Une culture de tabac au Sud-Liban. Crédit photo : Zahraa Mortada

RAPPORT

Malgré un niveau de consommation tabagique parmi les plus élevés du monde, l’industrie du tabac au Liban peine à rapporter, en partie en raison d’un déficit commercial considérable.

OLJ, 29/10/2013

Avec un niveau de consommation de cigarettes parmi les plus élevés au monde, autant dire que l’industrie locale du tabac pourrait battre son plein au Liban. En effet, selon les chiffres de l’Organisation mondiale de la santé (OMS), cités par un rapport du Lebanon Brief de la BLOM Bank, chaque Libanais fumerait en moyenne 36 cigarettes par jour (adultes âgés de plus de 15 ans).

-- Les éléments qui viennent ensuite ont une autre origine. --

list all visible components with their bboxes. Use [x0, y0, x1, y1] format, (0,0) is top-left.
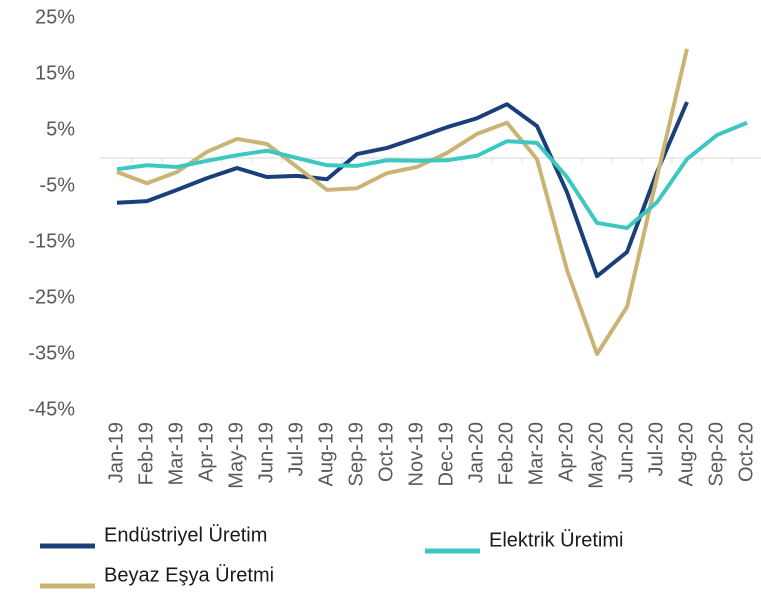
x-tick-label: Feb-20 — [495, 422, 517, 485]
x-tick-label: Oct-19 — [375, 422, 397, 482]
x-tick-label: Jul-20 — [645, 422, 667, 476]
x-tick-label: Apr-20 — [555, 422, 577, 482]
x-tick-label: Jan-19 — [105, 422, 127, 483]
y-tick-label: 15% — [35, 62, 75, 84]
x-tick-label: Jul-19 — [285, 422, 307, 476]
x-tick-label: Aug-20 — [675, 422, 697, 487]
x-tick-label: Mar-19 — [165, 422, 187, 485]
y-tick-label: -15% — [28, 230, 75, 252]
legend-label: Elektrik Üretimi — [489, 529, 623, 551]
series-line — [116, 101, 689, 279]
x-tick-label: Feb-19 — [135, 422, 157, 485]
x-tick-label: Dec-19 — [435, 422, 457, 486]
x-tick-label: Oct-20 — [735, 422, 757, 482]
x-tick-label: Jun-20 — [615, 422, 637, 483]
x-tick-label: Sep-19 — [345, 422, 367, 487]
y-tick-label: 25% — [35, 6, 75, 28]
x-tick-label: May-19 — [225, 422, 247, 489]
x-tick-label: Apr-19 — [195, 422, 217, 482]
x-tick-label: Sep-20 — [705, 422, 727, 487]
x-tick-label: May-20 — [585, 422, 607, 489]
x-tick-label: Jun-19 — [255, 422, 277, 483]
y-tick-label: -35% — [28, 342, 75, 364]
x-tick-label: Jan-20 — [465, 422, 487, 483]
y-tick-label: -45% — [28, 398, 75, 420]
x-tick-label: Mar-20 — [525, 422, 547, 485]
x-tick-label: Aug-19 — [315, 422, 337, 487]
legend-label: Beyaz Eşya Üretmi — [104, 564, 274, 586]
y-tick-label: -25% — [28, 286, 75, 308]
y-tick-label: 5% — [46, 118, 75, 140]
series-line — [116, 120, 748, 230]
legend-label: Endüstriyel Üretim — [104, 524, 267, 546]
y-tick-label: -5% — [39, 174, 75, 196]
x-tick-label: Nov-19 — [405, 422, 427, 486]
series-line — [116, 48, 689, 356]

Le Liban s’est ainsi classé 7e pays le plus gros consommateur de cigarettes au monde après les îles Kiribati (55 cigarettes par jour), la Grèce (49), Nauru (47), l’Autriche (44), la Nouvelle-Guinée (41) et la Bosnie (37). Pourtant, malgré cette consommation record de tabac, l’industrie au Liban peine à rapporter.

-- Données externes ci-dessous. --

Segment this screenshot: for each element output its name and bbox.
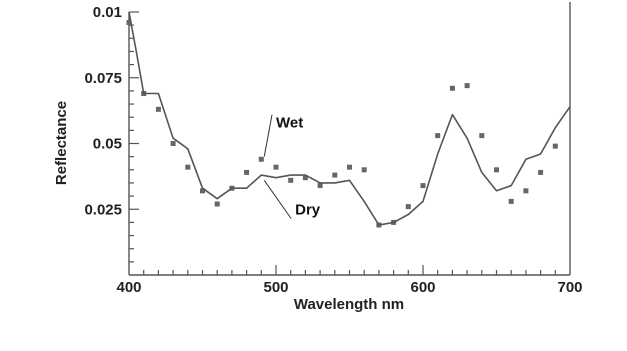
x-tick-label: 700 <box>557 279 582 296</box>
wet-data-point <box>552 143 558 149</box>
wet-data-point <box>464 83 470 89</box>
wet-data-point <box>200 188 205 194</box>
wet-data-point <box>347 164 352 170</box>
plot-area <box>129 12 570 275</box>
y-tick-label: 0.025 <box>84 201 122 218</box>
x-tick-label: 500 <box>263 279 288 296</box>
wet-data-point <box>302 175 308 181</box>
wet-data-point <box>508 198 514 204</box>
wet-data-point <box>317 183 323 189</box>
wet-data-point <box>420 183 426 189</box>
wet-data-point <box>185 164 191 170</box>
wet-data-point <box>523 188 529 194</box>
y-tick-label: 0.075 <box>84 70 122 87</box>
series-layer <box>126 11 571 228</box>
wet-data-point <box>494 167 499 173</box>
wet-data-point <box>435 133 441 139</box>
wet-data-point <box>214 201 220 207</box>
dry-series-line <box>128 11 571 226</box>
y-axis-title: Reflectance <box>53 101 70 185</box>
annotation-leader-line <box>263 114 273 157</box>
x-tick-label: 400 <box>116 279 141 296</box>
wet-data-point <box>405 204 411 210</box>
wet-data-point <box>538 169 544 175</box>
wet-data-point <box>244 169 250 175</box>
x-axis-title: Wavelength nm <box>294 296 404 313</box>
wet-data-point <box>361 167 367 173</box>
wet-data-point <box>155 106 161 112</box>
wet-data-point <box>449 85 455 91</box>
wet-data-point <box>332 172 338 178</box>
x-tick-label: 600 <box>410 279 435 296</box>
axes-layer: 0.025 0.05 0.075 0.01 400 500 600 700 <box>84 2 583 296</box>
y-tick-label: 0.05 <box>93 136 122 153</box>
annotation-layer: Wet Dry <box>263 114 321 219</box>
wet-data-point <box>288 177 294 183</box>
annotation-label: Wet <box>276 115 303 132</box>
annotation-leader-line <box>263 180 292 219</box>
wet-data-point <box>258 156 264 162</box>
wet-data-point <box>479 133 485 139</box>
y-tick-label: 0.01 <box>93 4 122 21</box>
wet-data-point <box>126 20 132 26</box>
wet-data-point <box>170 141 176 146</box>
annotation-label: Dry <box>295 202 321 219</box>
wet-data-point <box>273 164 279 170</box>
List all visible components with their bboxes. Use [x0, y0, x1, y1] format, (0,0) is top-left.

La production, la fabrication et la commercialisation du tabac sont régulées par un monopole géré par l’État libanais, la Régie libanaise des tabacs et tombacs. Cette dernière autorise les agriculteurs à cultiver le tabac et leur accorde des subventions. Près de 40 % de ces cultures sont alors utilisées pour la production de marques de Cedars, la dernière marque libanaise ayant résisté. Le reste de la production de tabac au Liban est exporté à perte par la Régie.
La rentabilité apparaît à d’autres niveaux. Le tabac est source de trois types de revenus pour le gouvernement : les déclarations d’impôts soumis d’accises, les recettes tarifaires et les revenus issus de la valeur ajoutée (TVA). Les recettes tarifaires sont utilisées pour couvrir le paiement des subventions aux producteurs locaux de tabac, à savoir que les accises sur le tabac en 2012 ont totalisé 342 millions de dollars, en hausse de 27,55 % en comparaison avec l’année précédente (268,31 millions de dollars).

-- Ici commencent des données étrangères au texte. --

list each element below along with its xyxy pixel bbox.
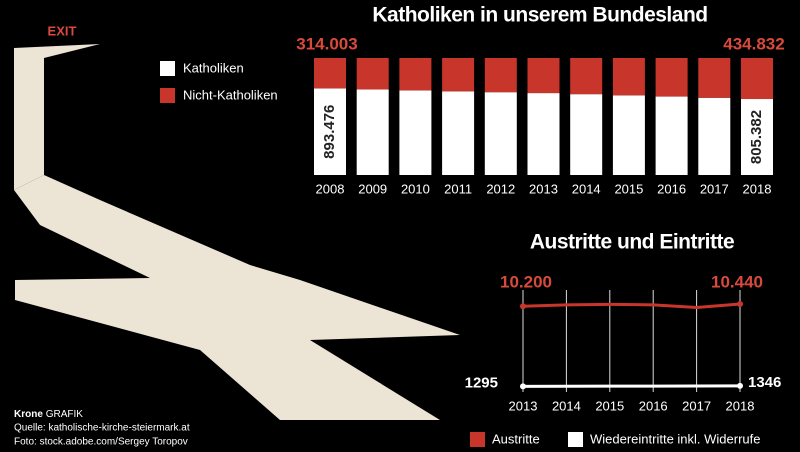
x-tick-label: 2011	[444, 181, 472, 196]
x-tick-label: 2014	[552, 398, 581, 413]
bar-segment	[741, 58, 773, 100]
chart-title: Austritte und Eintritte	[530, 231, 734, 254]
bar-segment	[698, 58, 731, 98]
bar-segment	[527, 93, 560, 175]
bar-segment	[741, 99, 773, 175]
x-tick-label: 2018	[726, 398, 755, 413]
bar-segment	[655, 96, 688, 175]
legend-swatch	[568, 432, 583, 447]
legend-label: Wiedereintritte inkl. Widerrufe	[590, 431, 761, 446]
x-tick-label: 2013	[509, 398, 538, 413]
x-tick-label: 2016	[657, 181, 686, 196]
value-label: 893.476	[321, 105, 338, 159]
point	[520, 383, 526, 390]
bar-segment	[399, 90, 432, 175]
bar-segment	[612, 58, 645, 96]
x-tick-label: 2017	[682, 398, 711, 413]
cross-shadow	[14, 175, 460, 420]
value-label: 10.440	[711, 272, 763, 291]
legend-label: Austritte	[492, 431, 540, 446]
point	[520, 303, 526, 310]
bar-segment	[484, 92, 517, 175]
point	[737, 382, 743, 389]
bar-segment	[570, 94, 603, 175]
value-label: 805.382	[748, 110, 765, 164]
x-tick-label: 2013	[529, 181, 558, 196]
chart-title: Katholiken in unserem Bundesland	[372, 4, 707, 27]
bar-segment	[655, 58, 688, 97]
x-tick-label: 2017	[700, 181, 729, 196]
x-tick-label: 2018	[743, 181, 772, 196]
x-tick-label: 2008	[316, 181, 345, 196]
door	[14, 44, 100, 190]
x-tick-label: 2010	[401, 181, 430, 196]
bar-segment	[399, 58, 432, 91]
x-tick-label: 2014	[572, 181, 601, 196]
bar-segment	[484, 58, 517, 93]
value-label: 1295	[465, 374, 498, 391]
value-label: 1346	[748, 374, 781, 391]
x-tick-label: 2009	[358, 181, 387, 196]
credit-source: Quelle: katholische-kirche-steiermark.at	[14, 423, 190, 434]
legend-swatch	[470, 432, 485, 447]
bar-segment	[698, 97, 731, 175]
legend-label: Nicht-Katholiken	[183, 87, 278, 102]
brand-suffix: GRAFIK	[46, 409, 84, 420]
bar-segment	[314, 88, 346, 175]
bar-segment	[442, 58, 475, 92]
bar-segment	[356, 58, 389, 90]
bar-segment	[570, 58, 603, 95]
legend-swatch	[160, 61, 175, 76]
x-tick-label: 2015	[614, 181, 643, 196]
value-label: 314.003	[296, 34, 357, 53]
x-tick-label: 2016	[639, 398, 668, 413]
legend-swatch	[160, 88, 175, 103]
bar-segment	[527, 58, 560, 94]
legend-label: Katholiken	[183, 60, 244, 75]
bar-segment	[356, 89, 389, 175]
value-label: 10.200	[500, 272, 552, 291]
bar-segment	[442, 91, 475, 175]
value-label: 434.832	[723, 34, 784, 53]
bar-segment	[612, 95, 645, 175]
credit-brand: Krone GRAFIK	[14, 409, 83, 420]
credit-photo: Foto: stock.adobe.com/Sergey Toropov	[14, 437, 188, 448]
x-tick-label: 2015	[595, 398, 624, 413]
brand: Krone	[14, 409, 43, 420]
exit-sign: EXIT	[48, 23, 77, 38]
series-line	[522, 302, 741, 310]
point	[737, 301, 743, 308]
bar-segment	[314, 58, 346, 89]
x-tick-label: 2012	[486, 181, 515, 196]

La commercialisation, elle, fonctionne à perte pour le pays, le Liban étant un importateur net de tabac avec un déficit commercial atteignant 318,50 millions de dollars en 2012 et 186,84 millions de dollars au cours des neuf premiers mois de 2013. Cette année enregistrerait une diminution des importations, toujours selon les mêmes sources, les estimations annuelles ayant mis en évidence un déficit de 249,12 millions de dollars, soit l’équivalent de 21,78 % de diminution.
Les exportations libanaises de tabac concernent principalement le tabac en feuilles, lesquelles se sont développées dans le Sud (57 %), dans la Békaa et dans le Nord. En septembre 2013, des exportations à hauteur de 11,05 millions de dollars se sont principalement dirigées vers la Bulgarie (58 %), la Belgique (16,8 %) et la Grèce (7,2 %).

Du côté des importations, ces dernières ont totalisé 198,67 millions de dollars en septembre dernier, provenant de l’Allemagne (30 %), de la Suisse (24,5 %), de la Turquie (18,8 % et de la Pologne (7,4 %). Les cigarettes représentent la majorité des importations de tabac, avec pratiquement 302 millions de dollars importés en 2012, alors qu’elles sont soumises à des accises importantes de 108 %, d’une TVA de 10 % et de tarifs douaniers de 5 %.

En ce qui concerne les cigares, Cuba demeure le plus important fournisseur sur ce segment avec 2,3 millions de cigares et cigarillos provenant de l’île en septembre 2013.